On the origin of fireplace tools


Collectors have referred to these implements as “furniture.”

Anyone that has a fireplace usually attempts to acquire the old implements for appearance whether the fireplace is old or new.

Many home owners that strive to reproduce the homey atmosphere are not acquainted with either the tools, their proper use or origin, or whether the tool is an import or made by a local blacksmith.

The more primitive or old manufactures are often the most avidly sought. A few unusual tools are quite rarely found for sale.

Brief guide. A brief guide and description is often a prerequisite to any collector. The following may be of some assistance.

Crane sometimes named a “Sway,” the most common fireplace tool, a quite plain tool consisting of a vertical and a horizontal iron bar firmly attached to each other.

The vertical bar serves as the pivot, the ends are set into iron sockets – “eyes” – which are placed in the stone work or other forms of masonry depending on the vertical bar’s length.

The horizontal bar fastened to the vertical bar serves to suspend kettles, pots and whatever over the fire.

Andirons. Everyone that has prepared a log for heating is acquainted with andirons.

These are found made of iron, on the average, and serve to suspend the firewood above the fireplace base thus permitting a sure draft underneath.

Some are plain, others quite ornate.

When first employed in the colonies, andirons were very low due to the need to suspend cooking utensils over the often employed large logs.

Brass andirons were utilized by the affluent families for the bedroom chambers or parlors. These ordinarily are quite ornate.

Firedogs. This term is synonymous to andirons. The name comes from the low stocky appearance, in other words dog-like, therefore any small squat andirons is termed “firedog.”

Another unusual andiron supportive addition is termed “creeper.”

These are quite small andirons placed between the larger andirons as a support for the center of a long log to prevent a collapsing burning log from casting live coals forward onto the hearth.

Upright prongs attached on the curved section of some andirons are termed “fender posts” and these serve as creepers.

Poker. A device also many are familiar with but only employed occasionally is the poker.

These are usually accompanied by other well known implements, the shovel and tongs.

Tongs and firebacks. A quite necessary tool for managing the fire, turning or placing the logs or if coal is burned to remove clinkers.

Firebacks, sometimes called “fire plate,” were made of heavy cast iron and usually decorated with embossed decorations.

These were placed on the back firewall to protect the masonry from heat damage. It also served to hold the heat and reflect heat out to the room.

Sometimes a complete unit of three parts were employed, with the two side parts protecting the masonry at the sides of the fireplace.

Trammels. These were of two types, long and short.

The long type were employed on the lug pole (described below) and the short variety was used on the crane.

Another well known fireplace implement was the bellows. Its job was to aid air onto the coals for ignition.

Lug pole. Also called a “trammel stick,” this tool was usually made from a green tree limb.
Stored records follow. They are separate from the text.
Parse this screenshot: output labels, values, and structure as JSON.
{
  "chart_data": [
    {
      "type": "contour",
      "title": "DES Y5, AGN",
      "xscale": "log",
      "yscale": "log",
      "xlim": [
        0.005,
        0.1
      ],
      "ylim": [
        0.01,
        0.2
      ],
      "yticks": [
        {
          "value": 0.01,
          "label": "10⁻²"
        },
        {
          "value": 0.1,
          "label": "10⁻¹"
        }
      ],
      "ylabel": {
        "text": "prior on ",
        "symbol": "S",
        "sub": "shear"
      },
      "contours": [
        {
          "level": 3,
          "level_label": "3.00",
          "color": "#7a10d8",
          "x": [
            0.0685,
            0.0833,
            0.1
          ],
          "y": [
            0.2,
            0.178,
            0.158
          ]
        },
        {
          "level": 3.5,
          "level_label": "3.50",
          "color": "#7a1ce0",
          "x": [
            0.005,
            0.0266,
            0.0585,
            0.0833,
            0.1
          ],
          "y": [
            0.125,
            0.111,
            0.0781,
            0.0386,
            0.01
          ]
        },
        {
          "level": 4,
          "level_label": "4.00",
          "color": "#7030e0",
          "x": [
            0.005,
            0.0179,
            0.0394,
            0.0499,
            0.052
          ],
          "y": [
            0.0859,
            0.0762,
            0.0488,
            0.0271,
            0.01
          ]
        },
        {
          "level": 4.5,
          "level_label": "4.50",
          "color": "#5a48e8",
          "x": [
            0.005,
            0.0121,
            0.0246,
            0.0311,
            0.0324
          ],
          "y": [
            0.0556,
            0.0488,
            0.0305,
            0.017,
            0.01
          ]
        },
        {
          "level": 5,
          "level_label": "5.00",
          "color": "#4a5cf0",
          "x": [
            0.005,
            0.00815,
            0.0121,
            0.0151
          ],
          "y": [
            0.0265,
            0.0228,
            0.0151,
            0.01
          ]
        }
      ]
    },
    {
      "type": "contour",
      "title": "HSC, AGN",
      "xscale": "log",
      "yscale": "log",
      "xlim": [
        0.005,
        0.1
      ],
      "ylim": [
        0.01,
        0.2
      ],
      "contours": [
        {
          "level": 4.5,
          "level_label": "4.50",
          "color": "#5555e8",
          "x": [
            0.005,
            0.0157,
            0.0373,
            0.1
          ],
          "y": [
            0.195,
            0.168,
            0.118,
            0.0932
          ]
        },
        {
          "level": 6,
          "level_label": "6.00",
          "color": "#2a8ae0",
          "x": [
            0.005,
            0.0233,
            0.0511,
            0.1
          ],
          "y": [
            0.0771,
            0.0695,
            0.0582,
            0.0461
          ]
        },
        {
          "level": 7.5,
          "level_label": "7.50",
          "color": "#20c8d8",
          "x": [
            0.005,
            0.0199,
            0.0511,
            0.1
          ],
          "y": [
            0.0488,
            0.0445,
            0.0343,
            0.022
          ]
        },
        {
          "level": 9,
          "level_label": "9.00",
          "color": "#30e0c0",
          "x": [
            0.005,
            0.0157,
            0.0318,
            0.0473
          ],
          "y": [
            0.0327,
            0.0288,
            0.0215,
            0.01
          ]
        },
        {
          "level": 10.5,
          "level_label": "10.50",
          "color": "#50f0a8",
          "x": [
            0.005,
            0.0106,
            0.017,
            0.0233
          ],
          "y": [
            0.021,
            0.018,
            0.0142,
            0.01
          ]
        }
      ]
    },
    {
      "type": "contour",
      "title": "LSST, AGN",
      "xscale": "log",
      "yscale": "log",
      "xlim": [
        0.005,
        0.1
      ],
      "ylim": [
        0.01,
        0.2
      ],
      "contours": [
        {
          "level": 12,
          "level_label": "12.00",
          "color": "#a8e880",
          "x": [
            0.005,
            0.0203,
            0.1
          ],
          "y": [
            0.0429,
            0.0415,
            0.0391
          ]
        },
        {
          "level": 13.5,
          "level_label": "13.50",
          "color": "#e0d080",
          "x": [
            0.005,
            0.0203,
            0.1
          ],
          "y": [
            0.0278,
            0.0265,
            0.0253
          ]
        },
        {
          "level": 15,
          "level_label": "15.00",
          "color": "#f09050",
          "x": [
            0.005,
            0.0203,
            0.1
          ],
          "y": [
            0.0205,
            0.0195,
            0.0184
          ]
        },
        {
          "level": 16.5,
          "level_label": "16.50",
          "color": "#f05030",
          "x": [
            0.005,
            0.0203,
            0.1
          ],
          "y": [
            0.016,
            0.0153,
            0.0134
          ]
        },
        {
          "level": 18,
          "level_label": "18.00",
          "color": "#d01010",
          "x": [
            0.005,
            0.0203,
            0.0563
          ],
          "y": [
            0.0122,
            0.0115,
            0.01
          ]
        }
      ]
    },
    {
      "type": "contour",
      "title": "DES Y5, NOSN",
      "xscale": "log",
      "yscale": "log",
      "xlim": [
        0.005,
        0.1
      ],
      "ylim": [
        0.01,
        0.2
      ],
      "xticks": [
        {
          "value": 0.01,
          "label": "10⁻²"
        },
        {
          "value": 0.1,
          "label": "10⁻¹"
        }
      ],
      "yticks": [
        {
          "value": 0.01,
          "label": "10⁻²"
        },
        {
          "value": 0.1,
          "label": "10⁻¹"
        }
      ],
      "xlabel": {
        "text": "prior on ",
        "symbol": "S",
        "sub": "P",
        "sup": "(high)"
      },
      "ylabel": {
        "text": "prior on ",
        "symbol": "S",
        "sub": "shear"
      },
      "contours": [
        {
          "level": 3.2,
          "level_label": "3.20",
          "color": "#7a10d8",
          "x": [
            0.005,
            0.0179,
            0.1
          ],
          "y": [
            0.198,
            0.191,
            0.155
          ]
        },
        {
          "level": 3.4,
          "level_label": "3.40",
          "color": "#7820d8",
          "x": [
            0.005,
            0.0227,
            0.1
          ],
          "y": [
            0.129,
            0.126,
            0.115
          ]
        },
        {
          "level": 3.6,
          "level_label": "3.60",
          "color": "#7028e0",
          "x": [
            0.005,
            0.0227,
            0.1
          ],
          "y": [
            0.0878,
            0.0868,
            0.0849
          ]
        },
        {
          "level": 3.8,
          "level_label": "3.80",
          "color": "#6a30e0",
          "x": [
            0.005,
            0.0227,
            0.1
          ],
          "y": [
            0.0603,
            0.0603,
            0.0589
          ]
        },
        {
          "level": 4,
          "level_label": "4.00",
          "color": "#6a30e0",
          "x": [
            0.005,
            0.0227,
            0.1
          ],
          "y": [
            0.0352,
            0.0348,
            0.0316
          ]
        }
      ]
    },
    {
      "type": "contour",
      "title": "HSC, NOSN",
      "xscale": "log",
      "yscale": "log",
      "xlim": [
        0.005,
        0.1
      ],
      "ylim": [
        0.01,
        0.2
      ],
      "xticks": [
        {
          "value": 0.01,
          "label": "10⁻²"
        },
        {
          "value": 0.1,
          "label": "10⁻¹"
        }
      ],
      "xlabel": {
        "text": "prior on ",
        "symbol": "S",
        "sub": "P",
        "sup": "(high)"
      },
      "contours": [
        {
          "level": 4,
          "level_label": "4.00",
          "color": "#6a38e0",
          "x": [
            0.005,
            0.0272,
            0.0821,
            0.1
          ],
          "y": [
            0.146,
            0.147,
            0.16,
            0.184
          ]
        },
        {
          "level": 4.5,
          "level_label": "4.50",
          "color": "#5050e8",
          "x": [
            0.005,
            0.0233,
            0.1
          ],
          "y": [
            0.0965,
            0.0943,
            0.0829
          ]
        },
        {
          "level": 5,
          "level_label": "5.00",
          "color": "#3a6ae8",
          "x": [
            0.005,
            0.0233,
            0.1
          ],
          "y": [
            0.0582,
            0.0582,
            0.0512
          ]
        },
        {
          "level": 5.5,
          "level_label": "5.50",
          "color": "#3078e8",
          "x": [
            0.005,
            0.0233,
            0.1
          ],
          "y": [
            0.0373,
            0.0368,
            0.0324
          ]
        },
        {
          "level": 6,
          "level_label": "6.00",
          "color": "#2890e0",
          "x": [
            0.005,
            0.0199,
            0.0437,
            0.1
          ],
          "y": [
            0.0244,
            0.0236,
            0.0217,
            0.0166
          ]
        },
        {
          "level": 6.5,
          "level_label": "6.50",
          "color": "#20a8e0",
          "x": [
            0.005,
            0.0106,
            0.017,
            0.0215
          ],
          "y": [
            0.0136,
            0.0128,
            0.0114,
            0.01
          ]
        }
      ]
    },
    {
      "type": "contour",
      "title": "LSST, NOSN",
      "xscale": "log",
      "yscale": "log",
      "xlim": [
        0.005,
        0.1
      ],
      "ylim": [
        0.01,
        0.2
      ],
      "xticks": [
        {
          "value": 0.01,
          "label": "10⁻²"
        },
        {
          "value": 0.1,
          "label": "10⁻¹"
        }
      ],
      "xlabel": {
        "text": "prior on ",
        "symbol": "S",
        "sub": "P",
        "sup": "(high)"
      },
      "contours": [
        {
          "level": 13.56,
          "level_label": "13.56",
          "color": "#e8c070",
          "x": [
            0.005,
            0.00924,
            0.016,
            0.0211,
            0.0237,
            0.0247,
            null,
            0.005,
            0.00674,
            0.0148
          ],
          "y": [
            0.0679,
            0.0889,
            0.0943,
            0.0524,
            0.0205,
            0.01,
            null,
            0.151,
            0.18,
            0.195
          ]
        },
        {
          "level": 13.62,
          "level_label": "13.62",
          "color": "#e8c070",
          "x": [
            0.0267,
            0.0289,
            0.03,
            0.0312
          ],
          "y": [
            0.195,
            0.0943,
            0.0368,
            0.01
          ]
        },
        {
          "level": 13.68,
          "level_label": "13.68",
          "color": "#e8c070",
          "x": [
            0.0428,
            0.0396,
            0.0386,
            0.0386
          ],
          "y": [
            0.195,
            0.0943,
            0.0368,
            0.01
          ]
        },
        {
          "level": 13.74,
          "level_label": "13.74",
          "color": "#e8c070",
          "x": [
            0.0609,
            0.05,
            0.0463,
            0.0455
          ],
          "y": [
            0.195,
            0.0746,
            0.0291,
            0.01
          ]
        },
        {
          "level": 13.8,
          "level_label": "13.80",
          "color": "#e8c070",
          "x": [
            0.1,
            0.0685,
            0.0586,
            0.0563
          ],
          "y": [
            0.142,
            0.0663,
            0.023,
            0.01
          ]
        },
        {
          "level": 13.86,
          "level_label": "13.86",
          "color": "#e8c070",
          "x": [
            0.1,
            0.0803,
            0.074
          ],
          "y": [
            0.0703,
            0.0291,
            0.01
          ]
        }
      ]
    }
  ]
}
This was inserted upward into the fireplace throat and was six or more feet long. Onto it was placed trammels or chain hooks.

These suspended the pot and kettle over the fire.

Oven peel. Often also called a “slice.” It was a low-handled and rather thin flat shovel.

It was used to place bread, pies and other pastries from the brick oven that many built alongside the fireplace and was heated by it also.

A few less affluent families made their own from wood.

Fireplace furniture or tools were used in the work, operation and maintenance and are considered a separate category of tools from utensils. Utensils often number 50 or more for colonial cooking purposes.